Texture features were calculated using a Gray-level co-occurrence matrix (GLCM), intensity size zone matrix (ISZM), and neighborhood gray tone difference matrix (NGTDM) with 3D ROI [27,28,29]. Two types of 3D GLCM features were computed: GLCM of the whole ROI and GLCM using sub-sampled ROI. Each type was applied to four ROI types: whole, inner, outer, and delta ROIs. Intensities were binned with 256 bins. Total of 44 GLCM features were eventually obtained. Two ISZM features were computed.

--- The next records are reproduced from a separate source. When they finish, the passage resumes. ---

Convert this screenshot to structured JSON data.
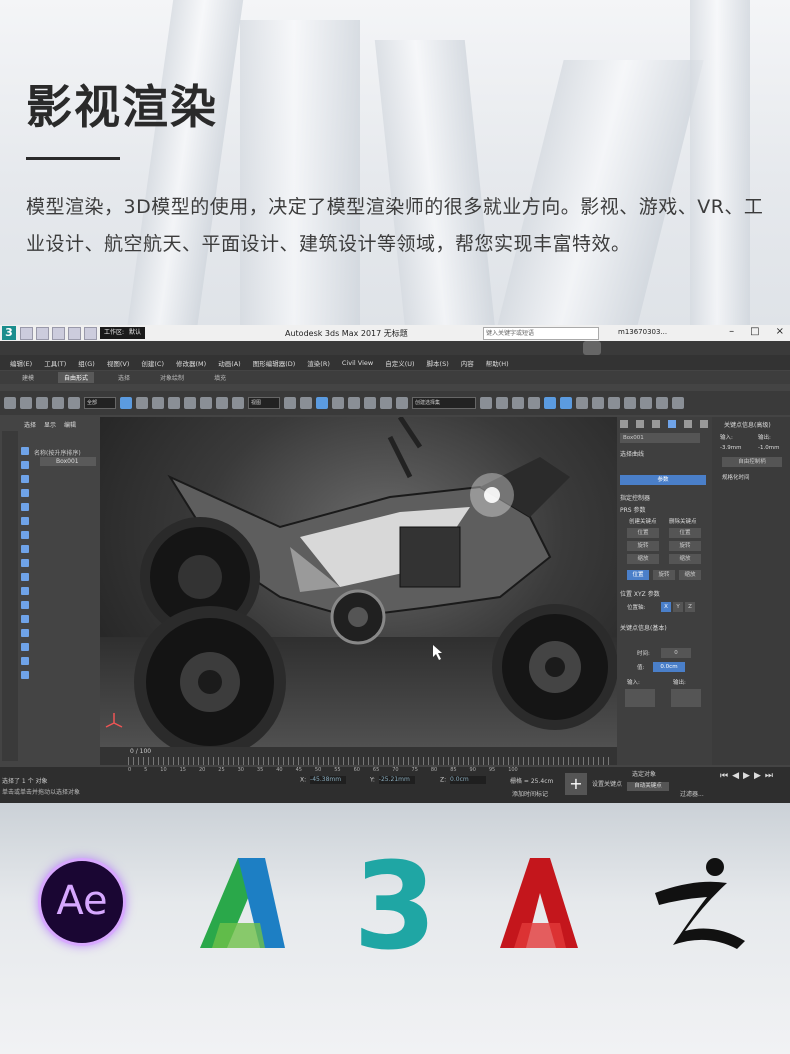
{
  "hero": {
    "title": "影视渲染",
    "description": "模型渲染，3D模型的使用，决定了模型渲染师的很多就业方向。影视、游戏、VR、工业设计、航空航天、平面设计、建筑设计等领域，帮您实现丰富特效。"
  },
  "app": {
    "window_title": "Autodesk 3ds Max 2017   无标题",
    "workspace_items": [
      "工作区:",
      "默认"
    ],
    "search_placeholder": "键入关键字或短语",
    "user": "m13670303...",
    "menu": [
      "编辑(E)",
      "工具(T)",
      "组(G)",
      "视图(V)",
      "创建(C)",
      "修改器(M)",
      "动画(A)",
      "图形编辑器(D)",
      "渲染(R)",
      "Civil View",
      "自定义(U)",
      "脚本(S)",
      "内容",
      "帮助(H)"
    ],
    "ribbon_tabs": [
      "建模",
      "自由形式",
      "选择",
      "对象绘制",
      "填充"
    ],
    "ribbon_active": "自由形式",
    "selection_dropdown": "全部",
    "view_dropdown": "视图",
    "selection_set": "创建选择集",
    "scene_tabs": [
      "选择",
      "显示",
      "编辑"
    ],
    "scene_header": "名称(按升序排序)",
    "scene_object": "Box001",
    "timeline_frame": "0 / 100",
    "timeline_ticks": [
      "0",
      "5",
      "10",
      "15",
      "20",
      "25",
      "30",
      "35",
      "40",
      "45",
      "50",
      "55",
      "60",
      "65",
      "70",
      "75",
      "80",
      "85",
      "90",
      "95",
      "100"
    ],
    "status_selected": "选择了 1 个 对象",
    "status_hint": "单击或单击并拖动以选择对象",
    "coords": {
      "x": "-45.38mm",
      "y": "-25.21mm",
      "z": "0.0cm"
    },
    "grid": "栅格 = 25.4cm",
    "add_time_tag": "添加时间标记",
    "auto_key": "自动关键点",
    "set_key": "设置关键点",
    "key_filter": "过滤器...",
    "selected_obj": "选定对象",
    "right_panel": {
      "object_name": "Box001",
      "pivot": "选择曲线",
      "buttons": [
        "参数"
      ],
      "sections": [
        "指定控制器",
        "PRS 参数",
        "位置 XYZ 参数",
        "关键点信息(基本)"
      ],
      "create_key": "创建关键点",
      "delete_key": "删除关键点",
      "prs_buttons": [
        "位置",
        "旋转",
        "缩放"
      ],
      "pos_rot_scale": [
        "位置",
        "旋转",
        "缩放"
      ],
      "axis_label": "位置轴:",
      "axes": [
        "X",
        "Y",
        "Z"
      ],
      "key_time_label": "时间:",
      "key_time": "0",
      "key_value_label": "值:",
      "key_value": "0.0cm",
      "in_label": "输入:",
      "out_label": "输出:",
      "far_title": "关键点信息(高级)",
      "far_labels": [
        "输入:",
        "输出:"
      ],
      "far_values": [
        "-3.9mm",
        "-1.0mm"
      ],
      "free_handle": "自由控制柄",
      "normalize": "规格化时间"
    }
  },
  "logos": [
    "Ae",
    "Autodesk",
    "3",
    "A",
    "ZBrush"
  ],
  "colors": {
    "ae_bg": "#1a0633",
    "ae_fg": "#d6a8ff",
    "max_teal": "#1a8d8d",
    "autocad_red": "#c4161c"
  }
}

A 32 × 256 matrix was constructed in which the first dimension is binned intensity and the second dimension is the size. The ISZM features can quantify how many sub-regions there are and how often certain sub-regions occur within the ROI. Two features were calculated using ISZM. NTGDM-based features (n = 5) quantify the difference between a gray value and the average gray value of its neighbors.

Filter-based features (n = 9) were considered. The 3D Laplacian of Gaussian (LoG) filter was adopted [30]. Sigma values of the LoG filter were computed with σ = 0.5–3.5 in 0.5 voxel increments. Computed features were normalized to the z-score. Full details of all features are given in the Additional file 1.

Features with high reproducibility were identified as those with intra-class correlation (ICC) over 0.7 between two voxel settings (original vs. isotropic) using SPSS (IBM Corp.) [31]. The least absolute shrinkage selector operator (LASSO) was used to select features to explain nodule status (i.e., malignant vs. benign) for each voxel setting [32, 33]. The features common to both settings were retained. Thus, features that were both reproducible and correlated with nodule status were identified. The effectiveness of the identified features was further assessed by using the features to classify between malignant and benign nodules in both the training and testing sets. The overall design of experiment 1 is in Fig. 1.

Fig. 1
figure 1

Overall design for Experiment 1. a Feature extraction and the 1st selection step. In the 1st selection step, we selected features with ICC 0.7. b In the 2nd selection, we applied LASSO to select features that can explain nodule status. c The features were used to train a RF classifier to classify nodule status. It was later tested in a test cohort

Experiment 2 (default bin setting vs. changed bin setting)

Many radiomics features are computed from 1D or 2D histograms. In our study, histogram-, GLCM-, and ISZM-based features depend on histograms. The histograms are dependent on the number of bins adopted. The default number of bins was compared with other numbers of bins. There were 4096 bins as the default setting for histogram-based features accounting for the CT intensity range [31]. The default bins were 256 for GLCM and 32 for ISZM. For histogram-based features, the default bin (4096 bin) setting was compared using 256, 512, 1024, and 2048 bins. For GLCM-based features, default bin setting (256 bin) was compared with those using 32, 64, and 128 bins. For ISZM-based features, default bin setting (32 bin) were compared with those using 16 and 64 bins. The histogram-, GLCM-, and ISZM-based features were computed as described in the first experiment.

The ICC between features from different bin settings (default vs. changed bin settings) was calculated to identify features showing high reproducibility. Features with ICC values higher than 0.7 were retained [31]. The LASSO was then applied to select features that can explain nodule status (i.e., malignant vs. benign) for each binning setting. Common features from the compared settings were retained and used for classification of nodule status. The overall design of experiment 2 is in Fig. 2.

Fig. 2
figure 2

Overall design for Experiment 2. a Feature extraction and the 1st selection step. In the 1st selection step, we selected features with ICC 0.7. In this process, we found that both histogram- and ISZM-based features have ICC 0.9. Thus, we fixed the histogram- and ISZM-based features to the default bin settings. b In the 2nd selection, we applied LASSO to select features that can explain nodule status. c The features were used to train a RF classifier to classify nodule status. It was later tested in a test cohort

Inspection of failed computation for features

Some features failed to be computed in the extraction step. The following features were excluded because of high error rate: histogram-based features (positive pixel, inner ROI, outer ROI, and delta ROI features), GLCM features (inner ROI, outer ROI, and delta ROI), sub-sampled GLCM features, and NGTDM features. These features were not computed because nodules in this study were too small.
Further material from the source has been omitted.